# debitel-Kunden sollten genau hinschauen



## Telekomunikacja (26 September 2005)

Grüß Gott!

Die *Verbraucherzentrale rät debitel-Kunden zur kritischen Prüfung. Automatische Tarifänderung als Angebot getarnt*:


> Was zunächst nur wie eine Werbung für ein neues Angebot aussieht, entpuppt sich bei genauer Prüfung als Mitteilung, dass der aktuelle Tarif automatisch auf einen Monatspaketpreis von 15 Euro umgestellt wird, wenn nicht innerhalb einer Frist von vier Wochen ein Widerspruch erfolgt.


debitel machte bereits mit einer *ähnlichen Aktion* (ebenfalls "automatische" Vertragserweiterung) Schlagzeilen.

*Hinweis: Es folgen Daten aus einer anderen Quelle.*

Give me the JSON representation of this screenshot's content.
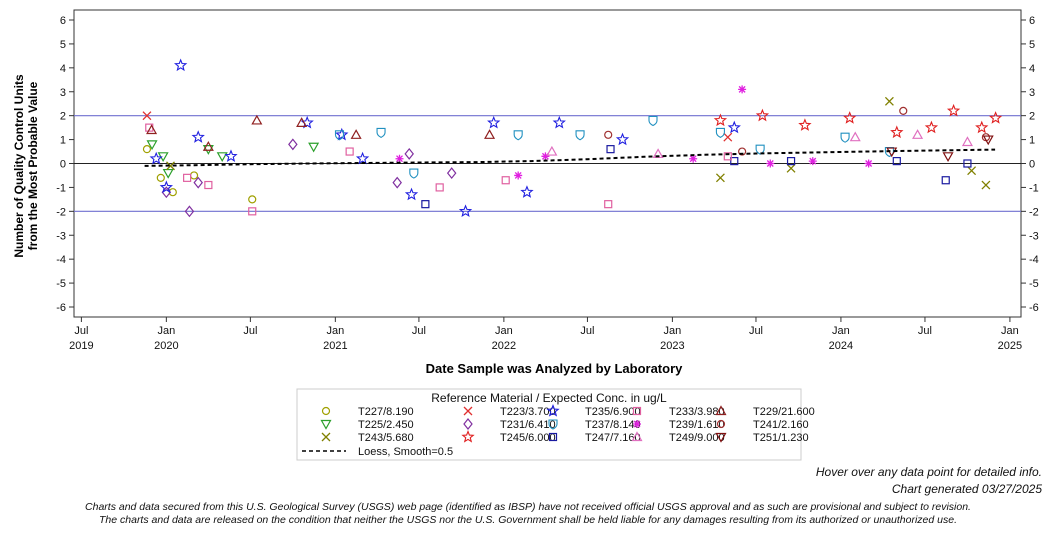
{
  "chart_data": {
    "type": "scatter",
    "title": "",
    "xlabel": "Date Sample was Analyzed by Laboratory",
    "ylabel_line1": "Number of Quality Control Units",
    "ylabel_line2": "from the Most Probable Value",
    "ylim": [
      -6,
      6
    ],
    "xlim": [
      "2019-06-15",
      "2025-01-25"
    ],
    "yticks": [
      "6",
      "5",
      "4",
      "3",
      "2",
      "1",
      "0",
      "-1",
      "-2",
      "-3",
      "-4",
      "-5",
      "-6"
    ],
    "x_ticks": [
      {
        "date": "2019-07-01",
        "label": "Jul",
        "year": "2019"
      },
      {
        "date": "2020-01-01",
        "label": "Jan",
        "year": "2020"
      },
      {
        "date": "2020-07-01",
        "label": "Jul",
        "year": ""
      },
      {
        "date": "2021-01-01",
        "label": "Jan",
        "year": "2021"
      },
      {
        "date": "2021-07-01",
        "label": "Jul",
        "year": ""
      },
      {
        "date": "2022-01-01",
        "label": "Jan",
        "year": "2022"
      },
      {
        "date": "2022-07-01",
        "label": "Jul",
        "year": ""
      },
      {
        "date": "2023-01-01",
        "label": "Jan",
        "year": "2023"
      },
      {
        "date": "2023-07-01",
        "label": "Jul",
        "year": ""
      },
      {
        "date": "2024-01-01",
        "label": "Jan",
        "year": "2024"
      },
      {
        "date": "2024-07-01",
        "label": "Jul",
        "year": ""
      },
      {
        "date": "2025-01-01",
        "label": "Jan",
        "year": "2025"
      }
    ],
    "reference_lines": [
      2,
      0,
      -2
    ],
    "legend_title": "Reference Material / Expected Conc. in ug/L",
    "series": [
      {
        "name": "T227/8.190",
        "marker": "circle",
        "color": "#a0a000",
        "points": [
          [
            "2019-11-20",
            0.6
          ],
          [
            "2019-12-20",
            -0.6
          ],
          [
            "2020-01-15",
            -1.2
          ],
          [
            "2020-03-01",
            -0.5
          ],
          [
            "2020-07-05",
            -1.5
          ]
        ]
      },
      {
        "name": "T225/2.450",
        "marker": "triangle-down",
        "color": "#2ca02c",
        "points": [
          [
            "2019-12-01",
            0.8
          ],
          [
            "2019-12-25",
            0.3
          ],
          [
            "2020-01-05",
            -0.4
          ],
          [
            "2020-04-01",
            0.6
          ],
          [
            "2020-05-01",
            0.3
          ],
          [
            "2020-11-15",
            0.7
          ]
        ]
      },
      {
        "name": "T243/5.680",
        "marker": "x",
        "color": "#808000",
        "points": [
          [
            "2020-01-10",
            -0.1
          ],
          [
            "2023-04-15",
            -0.6
          ],
          [
            "2023-09-15",
            -0.2
          ],
          [
            "2024-04-15",
            2.6
          ],
          [
            "2024-10-10",
            -0.3
          ],
          [
            "2024-11-10",
            -0.9
          ]
        ]
      },
      {
        "name": "T223/3.700",
        "marker": "x",
        "color": "#e03030",
        "points": [
          [
            "2019-11-20",
            2.0
          ],
          [
            "2023-05-01",
            1.1
          ]
        ]
      },
      {
        "name": "T231/6.410",
        "marker": "diamond",
        "color": "#8030a0",
        "points": [
          [
            "2020-01-01",
            -1.2
          ],
          [
            "2020-02-20",
            -2.0
          ],
          [
            "2020-03-10",
            -0.8
          ],
          [
            "2020-10-01",
            0.8
          ],
          [
            "2021-05-15",
            -0.8
          ],
          [
            "2021-06-10",
            0.4
          ],
          [
            "2021-09-10",
            -0.4
          ]
        ]
      },
      {
        "name": "T245/6.000",
        "marker": "star",
        "color": "#e02020",
        "points": [
          [
            "2023-04-15",
            1.8
          ],
          [
            "2023-07-15",
            2.0
          ],
          [
            "2023-10-15",
            1.6
          ],
          [
            "2024-01-20",
            1.9
          ],
          [
            "2024-05-01",
            1.3
          ],
          [
            "2024-07-15",
            1.5
          ],
          [
            "2024-09-01",
            2.2
          ],
          [
            "2024-11-01",
            1.5
          ],
          [
            "2024-12-01",
            1.9
          ]
        ]
      },
      {
        "name": "T235/6.900",
        "marker": "star",
        "color": "#2020e0",
        "points": [
          [
            "2019-12-10",
            0.2
          ],
          [
            "2020-01-01",
            -1.0
          ],
          [
            "2020-02-01",
            4.1
          ],
          [
            "2020-03-10",
            1.1
          ],
          [
            "2020-05-20",
            0.3
          ],
          [
            "2020-11-01",
            1.7
          ],
          [
            "2021-01-15",
            1.2
          ],
          [
            "2021-03-01",
            0.2
          ],
          [
            "2021-06-15",
            -1.3
          ],
          [
            "2021-10-10",
            -2.0
          ],
          [
            "2021-12-10",
            1.7
          ],
          [
            "2022-02-20",
            -1.2
          ],
          [
            "2022-05-01",
            1.7
          ],
          [
            "2022-09-15",
            1.0
          ],
          [
            "2023-05-15",
            1.5
          ]
        ]
      },
      {
        "name": "T237/8.140",
        "marker": "shield",
        "color": "#2090c0",
        "points": [
          [
            "2021-01-10",
            1.2
          ],
          [
            "2021-04-10",
            1.3
          ],
          [
            "2021-06-20",
            -0.4
          ],
          [
            "2022-02-01",
            1.2
          ],
          [
            "2022-06-15",
            1.2
          ],
          [
            "2022-11-20",
            1.8
          ],
          [
            "2023-04-15",
            1.3
          ],
          [
            "2023-07-10",
            0.6
          ],
          [
            "2024-01-10",
            1.1
          ],
          [
            "2024-04-15",
            0.5
          ]
        ]
      },
      {
        "name": "T247/7.160",
        "marker": "square",
        "color": "#1a1aa0",
        "points": [
          [
            "2021-07-15",
            -1.7
          ],
          [
            "2022-08-20",
            0.6
          ],
          [
            "2023-05-15",
            0.1
          ],
          [
            "2023-09-15",
            0.1
          ],
          [
            "2024-05-01",
            0.1
          ],
          [
            "2024-08-15",
            -0.7
          ],
          [
            "2024-10-01",
            0.0
          ]
        ]
      },
      {
        "name": "T233/3.980",
        "marker": "square",
        "color": "#e060a0",
        "points": [
          [
            "2019-11-25",
            1.5
          ],
          [
            "2020-02-15",
            -0.6
          ],
          [
            "2020-04-01",
            -0.9
          ],
          [
            "2020-07-05",
            -2.0
          ],
          [
            "2021-02-01",
            0.5
          ],
          [
            "2021-08-15",
            -1.0
          ],
          [
            "2022-01-05",
            -0.7
          ],
          [
            "2022-08-15",
            -1.7
          ],
          [
            "2023-05-01",
            0.3
          ]
        ]
      },
      {
        "name": "T239/1.610",
        "marker": "asterisk",
        "color": "#e020e0",
        "points": [
          [
            "2021-05-20",
            0.2
          ],
          [
            "2022-02-01",
            -0.5
          ],
          [
            "2022-04-01",
            0.3
          ],
          [
            "2023-02-15",
            0.2
          ],
          [
            "2023-06-01",
            3.1
          ],
          [
            "2023-08-01",
            0.0
          ],
          [
            "2023-11-01",
            0.1
          ],
          [
            "2024-03-01",
            0.0
          ]
        ]
      },
      {
        "name": "T249/9.000",
        "marker": "triangle",
        "color": "#e070c0",
        "points": [
          [
            "2022-04-15",
            0.5
          ],
          [
            "2022-12-01",
            0.4
          ],
          [
            "2024-02-01",
            1.1
          ],
          [
            "2024-06-15",
            1.2
          ],
          [
            "2024-10-01",
            0.9
          ]
        ]
      },
      {
        "name": "T229/21.600",
        "marker": "triangle",
        "color": "#902020",
        "points": [
          [
            "2019-11-30",
            1.4
          ],
          [
            "2020-04-01",
            0.7
          ],
          [
            "2020-07-15",
            1.8
          ],
          [
            "2020-10-20",
            1.7
          ],
          [
            "2021-02-15",
            1.2
          ],
          [
            "2021-12-01",
            1.2
          ]
        ]
      },
      {
        "name": "T241/2.160",
        "marker": "circle",
        "color": "#a03030",
        "points": [
          [
            "2022-08-15",
            1.2
          ],
          [
            "2023-06-01",
            0.5
          ],
          [
            "2024-05-15",
            2.2
          ],
          [
            "2024-11-10",
            1.1
          ]
        ]
      },
      {
        "name": "T251/1.230",
        "marker": "triangle-down",
        "color": "#801010",
        "points": [
          [
            "2024-04-20",
            0.5
          ],
          [
            "2024-08-20",
            0.3
          ],
          [
            "2024-11-15",
            1.0
          ]
        ]
      }
    ],
    "loess": {
      "name": "Loess, Smooth=0.5",
      "points": [
        [
          "2019-11-15",
          -0.1
        ],
        [
          "2020-03-01",
          -0.07
        ],
        [
          "2020-07-01",
          -0.03
        ],
        [
          "2020-11-01",
          0.0
        ],
        [
          "2021-03-01",
          0.02
        ],
        [
          "2021-07-01",
          0.04
        ],
        [
          "2021-11-01",
          0.06
        ],
        [
          "2022-03-01",
          0.1
        ],
        [
          "2022-07-01",
          0.18
        ],
        [
          "2022-11-01",
          0.28
        ],
        [
          "2023-03-01",
          0.36
        ],
        [
          "2023-07-01",
          0.42
        ],
        [
          "2023-11-01",
          0.46
        ],
        [
          "2024-03-01",
          0.5
        ],
        [
          "2024-07-01",
          0.54
        ],
        [
          "2024-11-30",
          0.58
        ]
      ]
    }
  },
  "footer": {
    "hover_note": "Hover over any data point for detailed info.",
    "generated": "Chart generated 03/27/2025",
    "disclaimer_line1": "Charts and data secured from this U.S. Geological Survey (USGS) web page (identified as IBSP) have not received official USGS approval and as such are provisional and subject to revision.",
    "disclaimer_line2": "The charts and data are released on the condition that neither the USGS nor the U.S. Government shall be held liable for any damages resulting from its authorized or unauthorized use."
  }
}
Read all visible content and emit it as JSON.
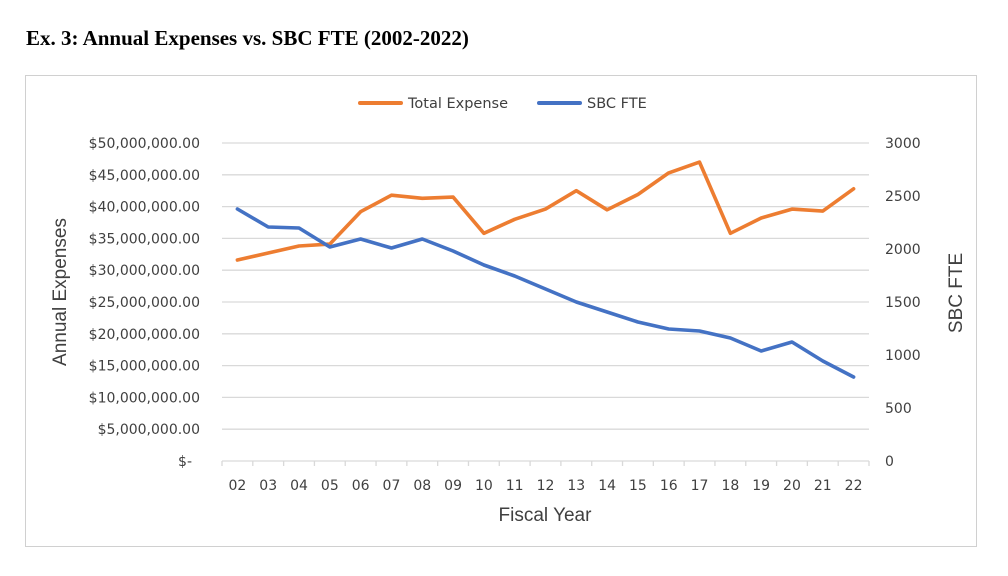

In puncto Kundenfreundlichkeit scheint man *T-Online* in nichts nachstehen zu wollen (s. auch: * finanznachrichten.de: "Tarifänderung: Debitel kopiert T-Online-Trick"*).


----------



## Telekomunikacja (25 Oktober 2005)

*debitel*

teltarif-Leser werden es schon mitbekommen haben...
Für alle anderen: *"debitel: Erneut ungefragte Tarifumstellung nach Infoschreiben"*.


----------